From US politicians to Silicon Valley executives, many of society’s most successful leaders hold one characteristic in common: the value of optimism. Harvard psychologist Steven Pinker makes the case for why we should feel confident for the future in his 2018 book Enlightenment Now: The Case for Reason, Science, Humanism, and Progress, which Bill Gates once cited as “his favorite book of all time.”
While some may confuse optimism for naivety, the opposite is true. Optimism doesn’t mean oblivion to challenges. Instead, an optimistic leader takes everything in perspective, expressing gratitude for every win. Pinker says an optimist “believes the world can be much, much better than it is today.”

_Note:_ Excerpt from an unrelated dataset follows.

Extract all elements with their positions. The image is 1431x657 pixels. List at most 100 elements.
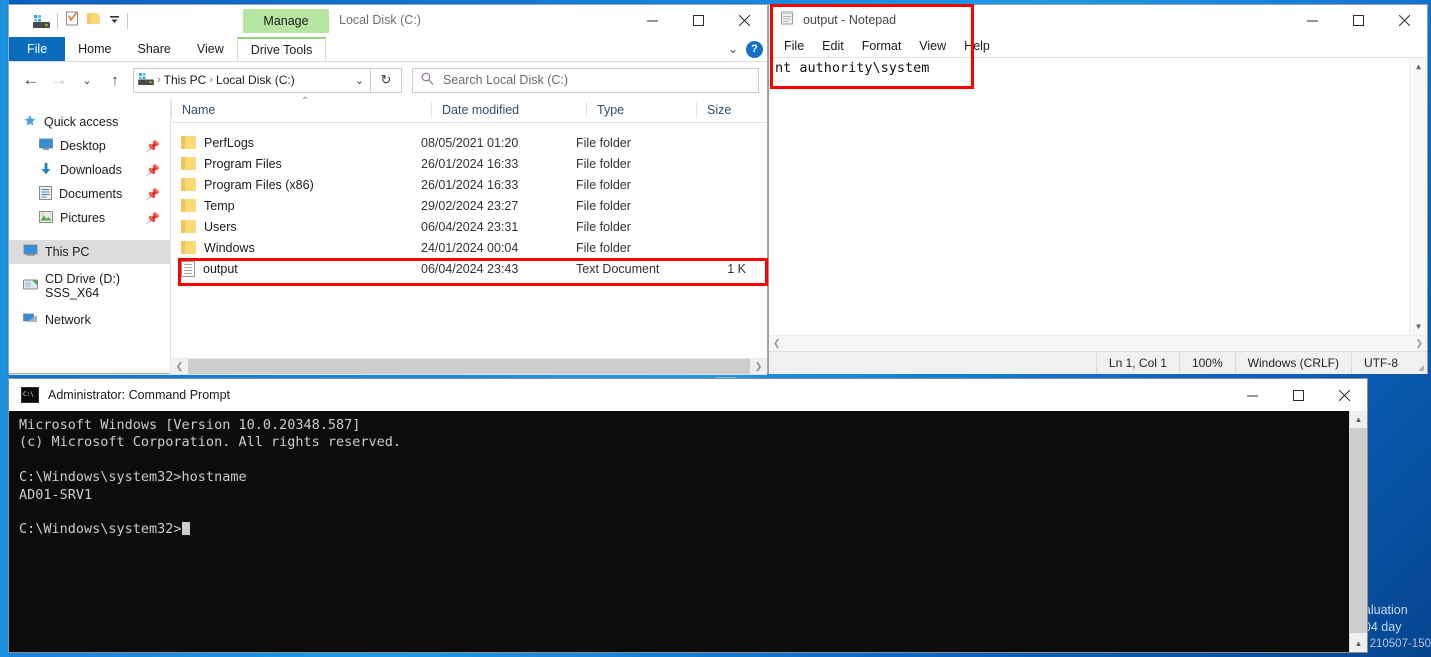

Optimism is our conviction that we can make things better. We don’t just believe things will improve on their own; we apply those convictions, taking action toward our goals.
Professionals and students alike agree that optimism is fuel for achievement. According to George Mason University professor Dr. Beth Cabrera:
“Research has found a strong link between optimism and success at work…one study looked at the impact of positive thinking on performance of insurance agents working at MetLife. The researchers discovered that agents who scored in the top 10 percent on an assessment of optimism sold 88 percent more than insurance agents who scored in the bottom 10 percent.”
Optimism is a mindset we can all cultivate. Practices like gratitude journaling and perspective shifting are the building blocks of an optimistic mind. Barista get your order wrong? How nice to try something new! Feeling overwhelmed by tasks at work? How secure you must feel knowing your colleagues trust you to get the job done.
As leaders, we will always encounter challenges. When we take them in stride, optimistically knowing we can overcome them, we set an example for today’s employees – the leaders I will be searching for in the future.